Farlex Financial Dictionary. © 2012 Farlex, Inc. All Rights Reserved

Portable benefits.

Benefits or accumulated assets that you can take with you when you leave your employer or switch jobs are described as portable.

For instance, if you contribute to a 401(k), 403(b), 457, or other defined contribution plan at your current job, you can roll over your assets to an individual retirement account (IRA) or to a new employer's plan if the plan accepts rollovers.

In contrast, credits accumulated toward benefits from a pension -- otherwise known as a defined benefit plan -- usually aren't portable.

Insurance benefits under an employer sponsored group health plan may also be portable as the result of The Health Insurance Portability and Accountability Act (HIPAA).
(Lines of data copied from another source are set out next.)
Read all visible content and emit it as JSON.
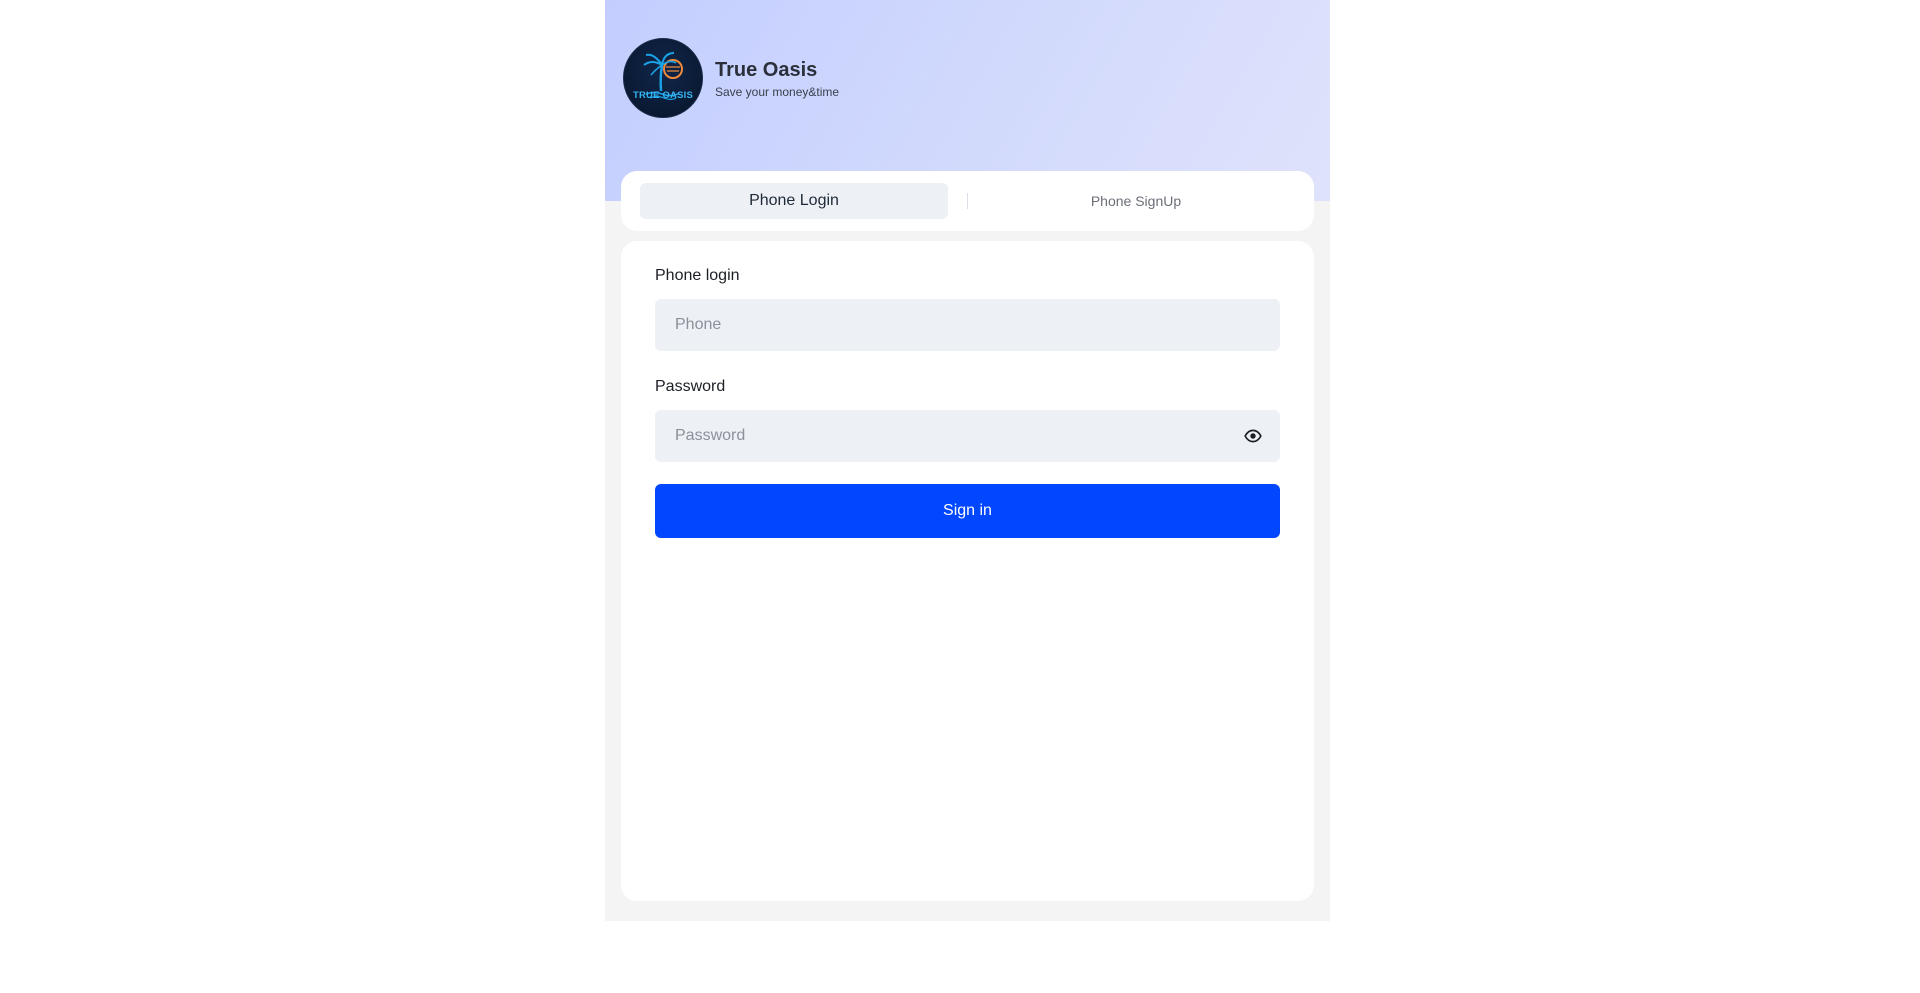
{
  "brand": {
    "name": "True Oasis",
    "slogan": "Save your money&time",
    "logo_text": "TRUE OASIS"
  },
  "tabs": [
    {
      "label": "Phone Login",
      "active": true
    },
    {
      "label": "Phone SignUp",
      "active": false
    }
  ],
  "form": {
    "phone_label": "Phone login",
    "phone_placeholder": "Phone",
    "password_label": "Password",
    "password_placeholder": "Password",
    "password_toggle_icon": "eye-icon",
    "submit_label": "Sign in"
  },
  "colors": {
    "accent": "#0047ff",
    "hero_gradient_start": "#c3ceff",
    "hero_gradient_end": "#dfe2fb",
    "field_background": "#edf0f5"
  }
}
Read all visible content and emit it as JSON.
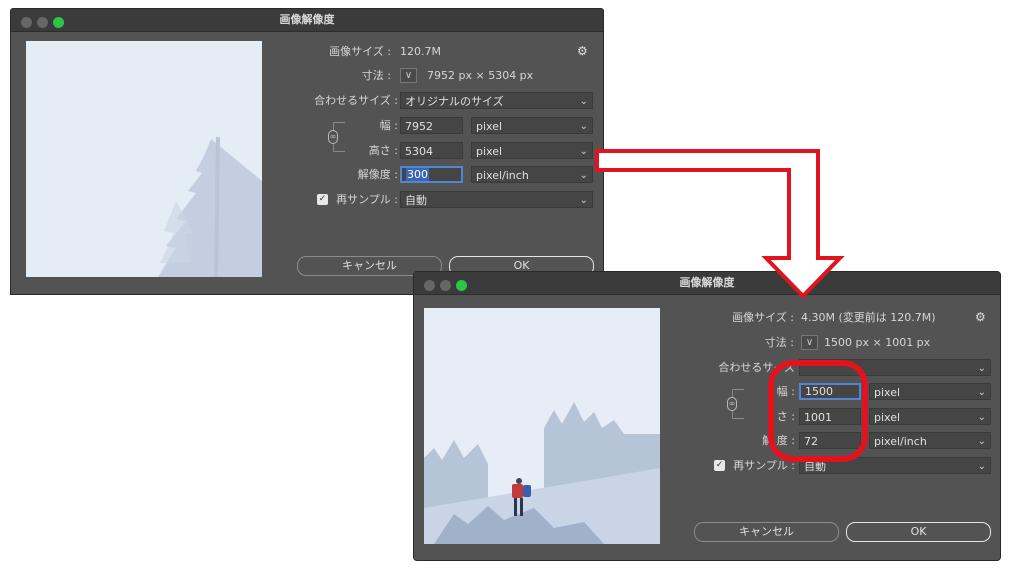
{
  "dialog_before": {
    "title": "画像解像度",
    "image_size_label": "画像サイズ :",
    "image_size_value": "120.7M",
    "dimensions_label": "寸法 :",
    "dimensions_value": "7952 px × 5304 px",
    "fit_to_label": "合わせるサイズ :",
    "fit_to_value": "オリジナルのサイズ",
    "width_label": "幅 :",
    "width_value": "7952",
    "width_unit": "pixel",
    "height_label": "高さ :",
    "height_value": "5304",
    "height_unit": "pixel",
    "resolution_label": "解像度 :",
    "resolution_value": "300",
    "resolution_unit": "pixel/inch",
    "resample_label": "再サンプル :",
    "resample_value": "自動",
    "resample_checked": true,
    "cancel_label": "キャンセル",
    "ok_label": "OK"
  },
  "dialog_after": {
    "title": "画像解像度",
    "image_size_label": "画像サイズ :",
    "image_size_value": "4.30M (変更前は 120.7M)",
    "dimensions_label": "寸法 :",
    "dimensions_value": "1500 px × 1001 px",
    "fit_to_label": "合わせるサイズ",
    "fit_to_value": "",
    "width_label": "幅 :",
    "width_value": "1500",
    "width_unit": "pixel",
    "height_label": "さ :",
    "height_value": "1001",
    "height_unit": "pixel",
    "resolution_label": "解 度 :",
    "resolution_value": "72",
    "resolution_unit": "pixel/inch",
    "resample_label": "再サンプル :",
    "resample_value": "自動",
    "resample_checked": true,
    "cancel_label": "キャンセル",
    "ok_label": "OK"
  },
  "icons": {
    "gear": "gear-icon",
    "chevron": "chevron-down-icon",
    "link": "link-icon",
    "checkbox": "checkmark-icon"
  },
  "colors": {
    "dialog_bg": "#535353",
    "titlebar_bg": "#3b3b3b",
    "focus_blue": "#4f86d6",
    "annotation_red": "#e0141e",
    "traffic_green": "#2ac64a"
  }
}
If you have had group coverage and move to a new employer who offers health insurance, your new group health plan can't impose exclusions for preexisting conditions.

HIPAA may also give you a right to purchase individual coverage if you are not eligible for group health plan coverage and have exhausted the 18-month extension of your previous coverage under the Consolidated Omnibus Budget Reconciliation Act (COBRA) or similar coverage.

Other job benefits, such as health savings accounts (HSAs), are also be portable, but flexible spending plans (FSAs) are not.